Tony Minardi has worn many hats, but the one he began wearing three years ago may well make him a hero of the gardening set, as well as those with tick phobia. It also has the potential of making the former science teacher, coach, and seafood entrepreneur a fair amount of jing.
Mr. Minardi has spent nearly three years conducting a controlled experiment to test a formula he is calling Deer Away. A recent visitor to his house on Cove Hollow Road in East Hampton saw the fruits of his research in two groups of rhododendrons growing side by side. One group was stripped where deer that trotted across Montauk Highway from a horse farm had feasted. Beside the bare plants were rhododendrons whose leaves had been sprayed. Not a nibble was visible.
Mr. Minardi said his research began after he watched thousands of dollars’ worth of plantings be devoured by deer. “I bought this,” he said, pointing to a little black box that emitted a high frequency sound. “It made the dogs in the neighborhood bark; the village said stop.”
With years of accumula ted knowledge as a biology and biochemistry professor at Southampton College and Syracuse University, as a researcher at the Woods Hole Oceanographic Institution in Massachusetts, and while teaching in the East Hampton schools, he set about creating a magic potion. The idea was to develop a spray that was not only safe to use, earth-friendly, and easy to apply, but that really worked.
Aware of the attributes of cellulose and other polysaccharides, substances found in plants that are difficult to digest, he looked for plants that contained them. Water hyacinths were a possible source, and he tried out a formula using them. “It didn’t work.”
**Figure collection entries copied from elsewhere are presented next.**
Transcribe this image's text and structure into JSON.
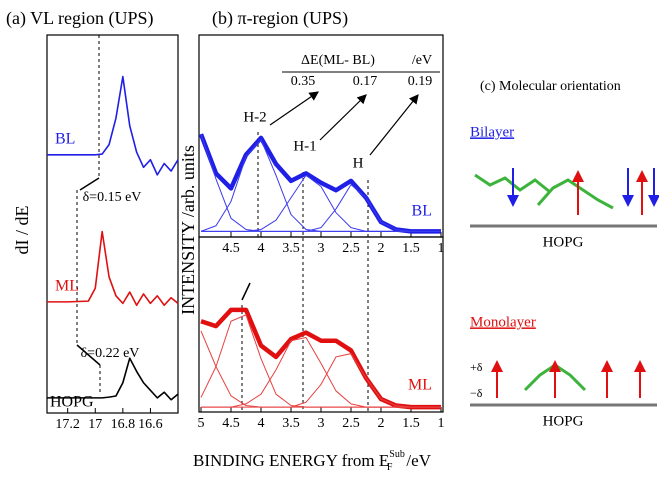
{
  "chart_data": [
    {
      "type": "line",
      "title": "(a) VL region (UPS)",
      "ylabel": "dI / dE",
      "xlim": [
        17.35,
        16.4
      ],
      "xticks": [
        17.2,
        17,
        16.8,
        16.6
      ],
      "ylim": [
        0,
        10
      ],
      "x": [
        17.35,
        17.2,
        17.05,
        17.0,
        16.95,
        16.9,
        16.85,
        16.8,
        16.75,
        16.7,
        16.65,
        16.6,
        16.55,
        16.5,
        16.45,
        16.4
      ],
      "series": [
        {
          "name": "BL",
          "color": "#1f1fe6",
          "values": [
            6.83,
            6.83,
            6.83,
            6.83,
            6.85,
            7.1,
            7.8,
            8.9,
            7.6,
            6.9,
            6.5,
            6.7,
            6.3,
            6.6,
            6.4,
            6.7
          ]
        },
        {
          "name": "ML",
          "color": "#e01010",
          "values": [
            2.94,
            2.94,
            2.96,
            3.3,
            4.8,
            3.6,
            3.1,
            2.9,
            3.2,
            2.85,
            3.15,
            2.9,
            3.1,
            2.85,
            3.05,
            2.9
          ]
        },
        {
          "name": "HOPG",
          "color": "#000000",
          "values": [
            0.4,
            0.4,
            0.4,
            0.4,
            0.4,
            0.42,
            0.45,
            0.8,
            1.45,
            1.1,
            0.8,
            0.6,
            0.4,
            0.55,
            0.35,
            0.5
          ]
        }
      ],
      "annotations": [
        "δ=0.15 eV",
        "δ=0.22 eV"
      ]
    },
    {
      "type": "line",
      "title": "(b) π-region (UPS)",
      "ylabel": "INTENSITY /arb. units",
      "xlim": [
        5,
        1
      ],
      "xticks": [
        4.5,
        4,
        3.5,
        3,
        2.5,
        2,
        1.5,
        1
      ],
      "ylim": [
        -0.03,
        1.05
      ],
      "x": [
        5,
        4.75,
        4.5,
        4.25,
        4,
        3.75,
        3.5,
        3.25,
        3,
        2.75,
        2.5,
        2.25,
        2,
        1.75,
        1.5,
        1.25,
        1
      ],
      "series": [
        {
          "name": "BL",
          "color": "#1f1fe6",
          "values": [
            0.52,
            0.31,
            0.23,
            0.41,
            0.5,
            0.36,
            0.27,
            0.31,
            0.26,
            0.22,
            0.27,
            0.18,
            0.05,
            0.01,
            0,
            0,
            0
          ]
        },
        {
          "color": "#3a3aee",
          "values": [
            0.52,
            0.28,
            0.07,
            0.01,
            0,
            0,
            0,
            0,
            0,
            0,
            0,
            0,
            0,
            0,
            0,
            0,
            0
          ]
        },
        {
          "color": "#3a3aee",
          "values": [
            0,
            0.03,
            0.16,
            0.4,
            0.49,
            0.3,
            0.09,
            0.01,
            0,
            0,
            0,
            0,
            0,
            0,
            0,
            0,
            0
          ]
        },
        {
          "color": "#3a3aee",
          "values": [
            0,
            0,
            0,
            0,
            0.01,
            0.06,
            0.18,
            0.3,
            0.24,
            0.1,
            0.02,
            0,
            0,
            0,
            0,
            0,
            0
          ]
        },
        {
          "color": "#3a3aee",
          "values": [
            0,
            0,
            0,
            0,
            0,
            0,
            0,
            0,
            0.02,
            0.12,
            0.25,
            0.18,
            0.05,
            0.01,
            0,
            0,
            0
          ]
        }
      ],
      "annotations": {
        "peaks": [
          "H-2",
          "H-1",
          "H"
        ],
        "table_header": [
          "ΔE(ML- BL)",
          "/eV"
        ],
        "table_values": [
          0.35,
          0.17,
          0.19
        ]
      }
    },
    {
      "type": "line",
      "xlim": [
        5,
        1
      ],
      "xticks": [
        5,
        4.5,
        4,
        3.5,
        3,
        2.5,
        2,
        1.5,
        1
      ],
      "ylim": [
        -0.03,
        1.05
      ],
      "x": [
        5,
        4.75,
        4.5,
        4.25,
        4,
        3.75,
        3.5,
        3.25,
        3,
        2.75,
        2.5,
        2.25,
        2,
        1.75,
        1.5,
        1.25,
        1
      ],
      "series": [
        {
          "name": "ML",
          "color": "#e01010",
          "values": [
            0.53,
            0.5,
            0.6,
            0.6,
            0.38,
            0.31,
            0.42,
            0.46,
            0.41,
            0.41,
            0.35,
            0.18,
            0.05,
            0.01,
            0,
            0,
            0
          ]
        },
        {
          "color": "#e84040",
          "values": [
            0.47,
            0.25,
            0.07,
            0.01,
            0,
            0,
            0,
            0,
            0,
            0,
            0,
            0,
            0,
            0,
            0,
            0,
            0
          ]
        },
        {
          "color": "#e84040",
          "values": [
            0.06,
            0.25,
            0.53,
            0.57,
            0.3,
            0.08,
            0.01,
            0,
            0,
            0,
            0,
            0,
            0,
            0,
            0,
            0,
            0
          ]
        },
        {
          "color": "#e84040",
          "values": [
            0,
            0,
            0,
            0.02,
            0.08,
            0.23,
            0.41,
            0.43,
            0.27,
            0.1,
            0.02,
            0,
            0,
            0,
            0,
            0,
            0
          ]
        },
        {
          "color": "#e84040",
          "values": [
            0,
            0,
            0,
            0,
            0,
            0,
            0,
            0.03,
            0.14,
            0.31,
            0.33,
            0.18,
            0.05,
            0.01,
            0,
            0,
            0
          ]
        }
      ]
    }
  ],
  "figure": {
    "xlabel": "BINDING ENERGY from E",
    "xlabel_sub": "F",
    "xlabel_sup": "Sub",
    "xlabel_unit": "/eV"
  },
  "diagram": {
    "title": "(c) Molecular orientation",
    "bilayer": {
      "label": "Bilayer",
      "substrate": "HOPG"
    },
    "monolayer": {
      "label": "Monolayer",
      "plus": "+δ",
      "minus": "−δ",
      "substrate": "HOPG"
    }
  }
}
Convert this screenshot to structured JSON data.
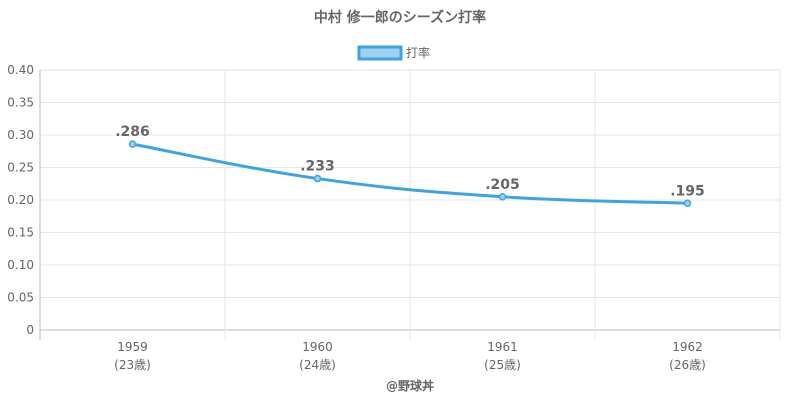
{
  "chart_data": {
    "type": "line",
    "title": "中村 修一郎のシーズン打率",
    "legend": {
      "label": "打率",
      "position": "top-center"
    },
    "x": [
      "1959",
      "1960",
      "1961",
      "1962"
    ],
    "x_sub": [
      "(23歳)",
      "(24歳)",
      "(25歳)",
      "(26歳)"
    ],
    "series": [
      {
        "name": "打率",
        "values": [
          0.286,
          0.233,
          0.205,
          0.195
        ]
      }
    ],
    "data_labels": [
      ".286",
      ".233",
      ".205",
      ".195"
    ],
    "ylim": [
      0,
      0.4
    ],
    "yticks": [
      "0",
      "0.05",
      "0.10",
      "0.15",
      "0.20",
      "0.25",
      "0.30",
      "0.35",
      "0.40"
    ],
    "grid": true,
    "colors": {
      "line": "#3ea3e6",
      "legend_fill": "#9fd1f3",
      "grid": "#e6e6e6",
      "axis": "#bbbbbb"
    }
  },
  "credit": "@野球丼"
}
He then went in another direction, which is, at this point, proprietary. “It’s based on their nutrition” was all he’d say.
The spray Mr. Minardi has concocted has to be applied in dry conditions, and only on the tops of leaves. He said it was an easy task that had to be repeated every two or three weeks. “It’s a natural process, no chemicals, not toxic.”
Mr. Minardi has started the process of applying for a patent on his potion. He said that perhaps even more important than making plants unappetizing to deer was the absence of ticks on his property.
“It works 100 percent, and there’s no ticks. I think I zeroed the tick population.”